Toute la littérature française va-t-elle désormais paraître en « Pavillons » ?

Non, nous allons conserver notre tradition de littérature hors collection aussi. De Marc Levy à Serena Giuliano, cette approche restera importante. D'ailleurs, cette dualité existe aussi pour la littérature étrangère, puisque nous avons également, et depuis toujours, publié des traductions en dehors de la collection « Pavillons ». Je dirais que tout est une question de rapport au temps. Mettre un texte sous l'étendard « Pavillons », c'est prévenir le lecteur qu'il doit se donner une certaine disponibilité, que l'ouvrage soit court, comme un premier roman de 120 pages tel Géographie de l'oubli de Raphaël Sigal, ou ample, comme Chez nous de Phillip B. Williams, qu'il soit intime et vif, comme L'amour moderne de Louis-Henri de la Rochefoucauld, ou foisonnant et nourri par le procès de Nuremberg, comme Le crépuscule des hommes d'Alfred de Montesquiou.
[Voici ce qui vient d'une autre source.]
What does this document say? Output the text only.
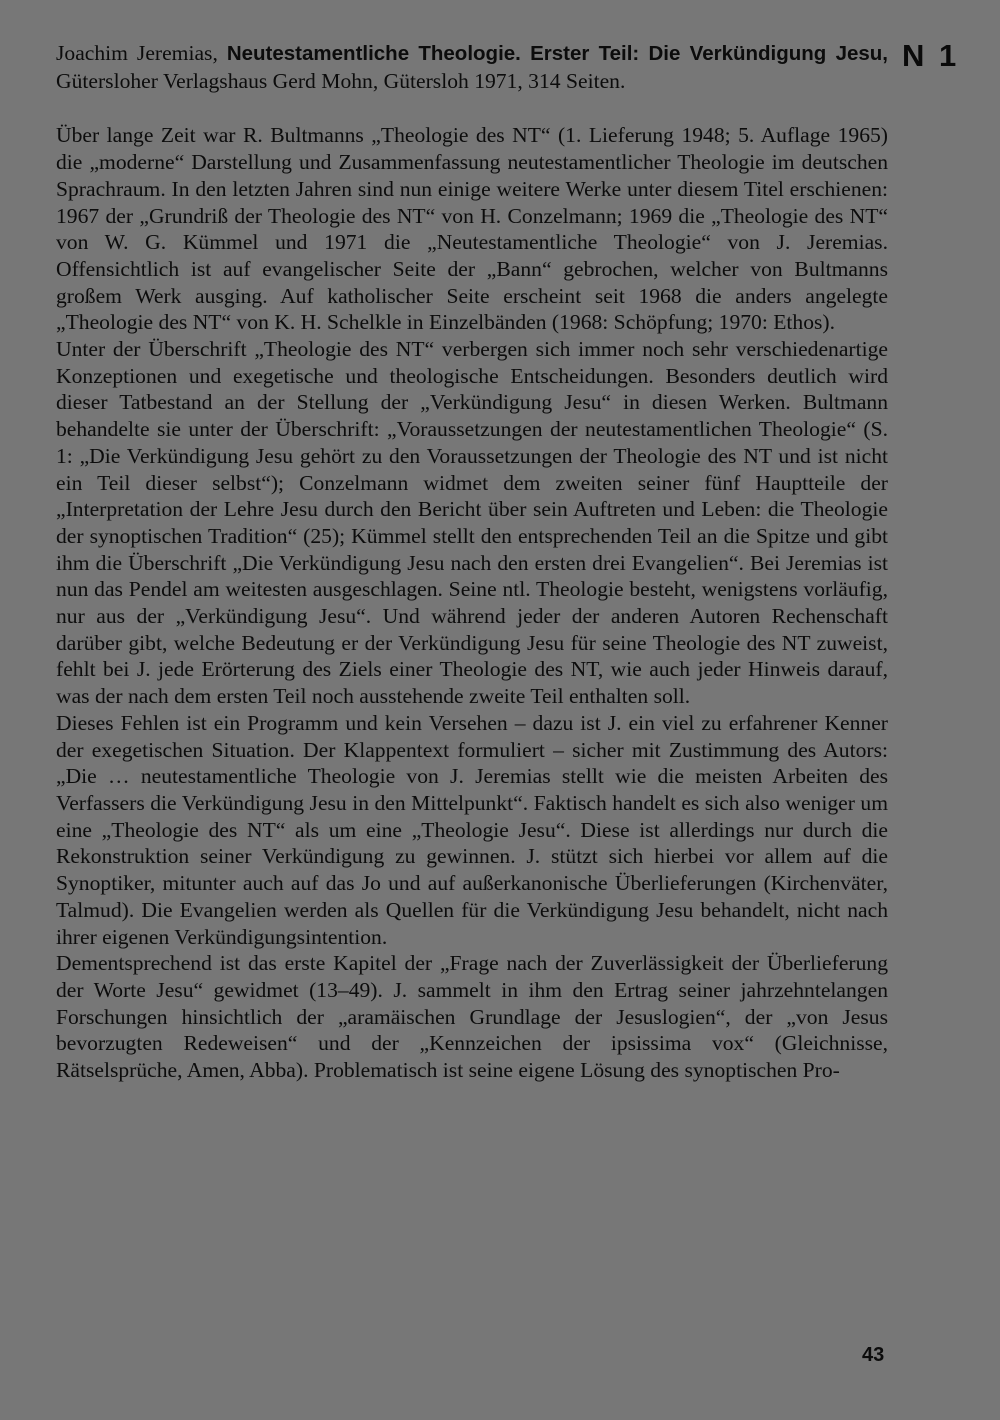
N 1

Joachim Jeremias, Neutestamentliche Theologie. Erster Teil: Die Verkündigung Jesu, Gütersloher Verlagshaus Gerd Mohn, Gütersloh 1971, 314 Seiten.

Über lange Zeit war R. Bultmanns „Theologie des NT“ (1. Lieferung 1948; 5. Auflage 1965) die „moderne“ Darstellung und Zusammenfassung neutestamentlicher Theologie im deutschen Sprachraum. In den letzten Jahren sind nun einige weitere Werke unter diesem Titel erschienen: 1967 der „Grundriß der Theologie des NT“ von H. Conzelmann; 1969 die „Theologie des NT“ von W. G. Kümmel und 1971 die „Neutestamentliche Theologie“ von J. Jeremias. Offensichtlich ist auf evangelischer Seite der „Bann“ gebrochen, welcher von Bultmanns großem Werk ausging. Auf katholischer Seite erscheint seit 1968 die anders angelegte „Theologie des NT“ von K. H. Schelkle in Einzelbänden (1968: Schöpfung; 1970: Ethos).

Unter der Überschrift „Theologie des NT“ verbergen sich immer noch sehr verschiedenartige Konzeptionen und exegetische und theologische Entscheidungen. Besonders deutlich wird dieser Tatbestand an der Stellung der „Verkündigung Jesu“ in diesen Werken. Bultmann behandelte sie unter der Überschrift: „Voraussetzungen der neutestamentlichen Theologie“ (S. 1: „Die Verkündigung Jesu gehört zu den Voraussetzungen der Theologie des NT und ist nicht ein Teil dieser selbst“); Conzelmann widmet dem zweiten seiner fünf Hauptteile der „Interpretation der Lehre Jesu durch den Bericht über sein Auftreten und Leben: die Theologie der synoptischen Tradition“ (25); Kümmel stellt den entsprechenden Teil an die Spitze und gibt ihm die Überschrift „Die Verkündigung Jesu nach den ersten drei Evangelien“. Bei Jeremias ist nun das Pendel am weitesten ausgeschlagen. Seine ntl. Theologie besteht, wenigstens vorläufig, nur aus der „Verkündigung Jesu“. Und während jeder der anderen Autoren Rechenschaft darüber gibt, welche Bedeutung er der Verkündigung Jesu für seine Theologie des NT zuweist, fehlt bei J. jede Erörterung des Ziels einer Theologie des NT, wie auch jeder Hinweis darauf, was der nach dem ersten Teil noch ausstehende zweite Teil enthalten soll.

Dieses Fehlen ist ein Programm und kein Versehen – dazu ist J. ein viel zu erfahrener Kenner der exegetischen Situation. Der Klappentext formuliert – sicher mit Zustimmung des Autors: „Die … neutestamentliche Theologie von J. Jeremias stellt wie die meisten Arbeiten des Verfassers die Verkündigung Jesu in den Mittelpunkt“. Faktisch handelt es sich also weniger um eine „Theologie des NT“ als um eine „Theologie Jesu“. Diese ist allerdings nur durch die Rekonstruktion seiner Verkündigung zu gewinnen. J. stützt sich hierbei vor allem auf die Synoptiker, mitunter auch auf das Jo und auf außerkanonische Überlieferungen (Kirchenväter, Talmud). Die Evangelien werden als Quellen für die Verkündigung Jesu behandelt, nicht nach ihrer eigenen Verkündigungsintention.

Dementsprechend ist das erste Kapitel der „Frage nach der Zuverlässigkeit der Überlieferung der Worte Jesu“ gewidmet (13–49). J. sammelt in ihm den Ertrag seiner jahrzehntelangen Forschungen hinsichtlich der „aramäischen Grundlage der Jesuslogien“, der „von Jesus bevorzugten Redeweisen“ und der „Kennzeichen der ipsissima vox“ (Gleichnisse, Rätselsprüche, Amen, Abba). Problematisch ist seine eigene Lösung des synoptischen Pro-

43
Tous ces livres (à paraître le 21 août), qui font partie de notre rentrée littéraire, on peut les relire plusieurs fois si on veut en appréhender la texture. En définitive, ma ligne de vigilance ne porte pas sur les formes littéraires mais sur ce qui sépare le divertissement de la diversion. J'aurai toujours à cœur de publier des romans dont le plaisir de lecture est immédiat, mais pas d'ouvrages de diversion. La diversion, c'est quand on fuit la réalité. Quand on publie un récit, un roman populaire, du développement personnel ou de la poésie, chez Robert Laffont, il doit rester, derrière chaque livre, l'envie de regarder le monde, de tous ses yeux ouverts.

BIO Frédéric Martin

16 janvier 1975 Naissance à Marseille. 2000 Stage au Centre National du Livre. 14 février 2002 (« sous l'égide de saint Valentin ») Premier poste dans l'édition aux éditions Viviane Hamy, en tant que responsable des droits étrangers. 2005 Fait paraître chez Viviane Hamy L'art de la joie de Goliarda Sapienza, œuvre méconnue dans son pays d'origine, l'Italie, qui devient un best-seller posthume avec plus de 500 000 exemplaires toutes éditions confondues. 2009 Cofonde les éditions Attila avec Benoît Virot. 2013 Crée les éditions Le Tripode, qu'il dirige jusqu'en 2024, où paraissent de grands succès, tel De pierre et d'os de Bérengère Cournut, vendu à 150 000 exemplaires toutes éditions confondues. 6 janvier 2025 Nommé directeur des éditions Robert Laffont.